Monier’s main argument to the panel, as in its briefs, was that post-Tobacco II, there still needed to be proof that individual class members actually received a misrepresentation as an element under the fraud prong of the UCL and Justice Sims wanted to know whether defendant is arguing that plaintiffs are not entitled to any class, or only a class of those who saw the misrepresentations. Defense counsel responded that the determination of whether a class is appropriate is one that should be made on remand, by the trail court.
On rebuttal, in response to further questions by Justice Sims about whether a class could include individuals who never received defendant’s representations and whether it is simply enough under the UCL to show a representation was misleading even if no one actually saw it, plaintiff’s counsel replied that post-Proposition 64, only the named plaintiff had to prove they received and relied on the misrepresentation. In closing, appellant’s counsel emphasized that that under both pre- and post-Tobacco II decisions courts have held that no individualized proof is necessary if a defendant’s advertisement is “likely to deceive.”

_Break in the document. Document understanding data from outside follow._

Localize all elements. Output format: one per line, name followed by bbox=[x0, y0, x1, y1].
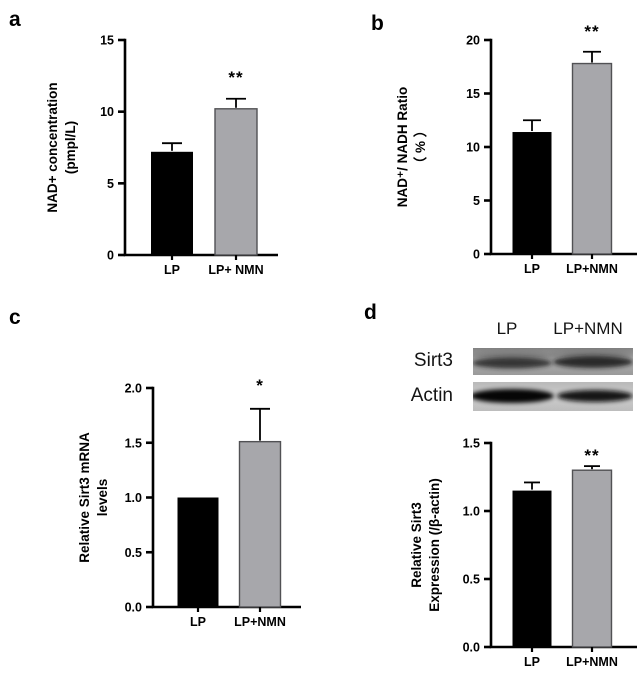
chart-panel-d: 0.0 0.5 1.0 1.5 Relative Sirt3 Expression (/β… bbox=[409, 437, 637, 669]
bar-LP bbox=[151, 151, 193, 255]
blot-strip-actin-bands bbox=[473, 389, 633, 403]
x-category-label: LP+NMN bbox=[566, 262, 618, 276]
y-tick-label: 20 bbox=[466, 34, 480, 48]
y-tick-label: 15 bbox=[466, 87, 480, 101]
x-category-label: LP bbox=[524, 655, 540, 669]
x-category-label: LP+NMN bbox=[566, 655, 618, 669]
significance-marker: ** bbox=[584, 446, 599, 465]
y-axis-title-line: NAD⁺/ NADH Ratio bbox=[395, 87, 410, 207]
x-category-label: LP bbox=[190, 615, 206, 629]
panel-label-b: b bbox=[371, 12, 384, 35]
blot-column-header-lp-nmn: LP+NMN bbox=[553, 319, 623, 338]
blot-column-header-lp: LP bbox=[496, 319, 518, 338]
western-blot-graphic bbox=[473, 348, 633, 411]
y-axis-title-line: Relative Sirt3 mRNA bbox=[77, 432, 92, 563]
significance-marker: ** bbox=[584, 22, 599, 41]
chart-panel-c: 0.0 0.5 1.0 1.5 2.0 Relative Sirt3 mRNA levels… bbox=[77, 376, 301, 629]
bar-LP bbox=[512, 132, 552, 254]
y-tick-label: 10 bbox=[466, 141, 480, 155]
y-axis-title-line: Relative Sirt3 bbox=[409, 502, 424, 588]
chart-panel-b: 0 5 10 15 20 NAD⁺/ NADH Ratio （ % ） LP LP+NMN ** bbox=[395, 22, 637, 276]
blot-band-actin-lp bbox=[473, 389, 554, 403]
bar-LP+NMN bbox=[571, 62, 613, 255]
panel-label-c: c bbox=[9, 306, 21, 329]
y-axis-title-line: Expression (/β-actin) bbox=[427, 478, 442, 612]
y-tick-label: 1.5 bbox=[125, 436, 142, 450]
y-tick-label: 0.0 bbox=[125, 601, 142, 615]
y-tick-label: 0 bbox=[107, 249, 114, 263]
x-category-label: LP+NMN bbox=[234, 615, 286, 629]
y-tick-label: 0 bbox=[473, 248, 480, 262]
bar-LP+NMN bbox=[571, 469, 613, 648]
blot-band-sirt3-nmn bbox=[553, 356, 633, 368]
y-tick-label: 0.5 bbox=[125, 546, 142, 560]
y-tick-label: 5 bbox=[107, 177, 114, 191]
blot-row-label-sirt3: Sirt3 bbox=[413, 350, 453, 371]
blot-strip-sirt3-bands bbox=[473, 350, 633, 369]
y-tick-label: 1.0 bbox=[463, 505, 480, 519]
panel-label-a: a bbox=[9, 8, 21, 31]
y-tick-label: 1.5 bbox=[463, 437, 480, 451]
blot-band-actin-nmn bbox=[557, 390, 633, 402]
x-category-label: LP+ NMN bbox=[208, 263, 263, 277]
x-category-label: LP bbox=[524, 262, 540, 276]
y-axis-title-line: (pmpl/L) bbox=[63, 121, 78, 174]
bar-LP bbox=[177, 497, 219, 607]
bar-LP bbox=[512, 490, 552, 647]
y-tick-label: 0.0 bbox=[463, 641, 480, 655]
blot-row-label-actin: Actin bbox=[410, 385, 453, 406]
x-category-label: LP bbox=[164, 263, 180, 277]
y-tick-label: 1.0 bbox=[125, 491, 142, 505]
significance-marker: * bbox=[256, 376, 264, 395]
y-tick-label: 0.5 bbox=[463, 573, 480, 587]
significance-marker: ** bbox=[228, 68, 243, 87]
y-axis-title-line: （ % ） bbox=[413, 124, 428, 171]
y-tick-label: 5 bbox=[473, 194, 480, 208]
y-tick-label: 2.0 bbox=[125, 382, 142, 396]
bar-LP+NMN bbox=[238, 440, 282, 608]
panel-label-d: d bbox=[364, 301, 377, 324]
y-tick-label: 10 bbox=[100, 105, 114, 119]
bar-LP+NMN bbox=[214, 108, 258, 256]
blot-band-sirt3-lp bbox=[473, 357, 552, 369]
y-axis-title-line: NAD+ concentration bbox=[45, 82, 60, 212]
y-tick-label: 15 bbox=[100, 34, 114, 48]
y-axis-title-line: levels bbox=[95, 479, 110, 517]
chart-panel-a: 0 5 10 15 NAD+ concentration (pmpl/L) LP LP+ NM… bbox=[45, 34, 278, 277]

One interesting thing about this report is the fact that, apparently, none of the original three panelists is now assigned to the case. The original opinion's author, Justice Davis, retired in early 2009. It is unclear why the other two original justices are no longer on the panel. In any event, it will be very interesting to see how this opinion comes out.
I note that we still have not yet seen an opinion in the other Tobacco II "grant and hold" case, Pfizer v. Superior Court (Galfano), no. B188106, which was argued on December 7, 2009. According to the "scheduled actions" page of the docket, the Pfizer opinion is due to be filed by March 1, 2010.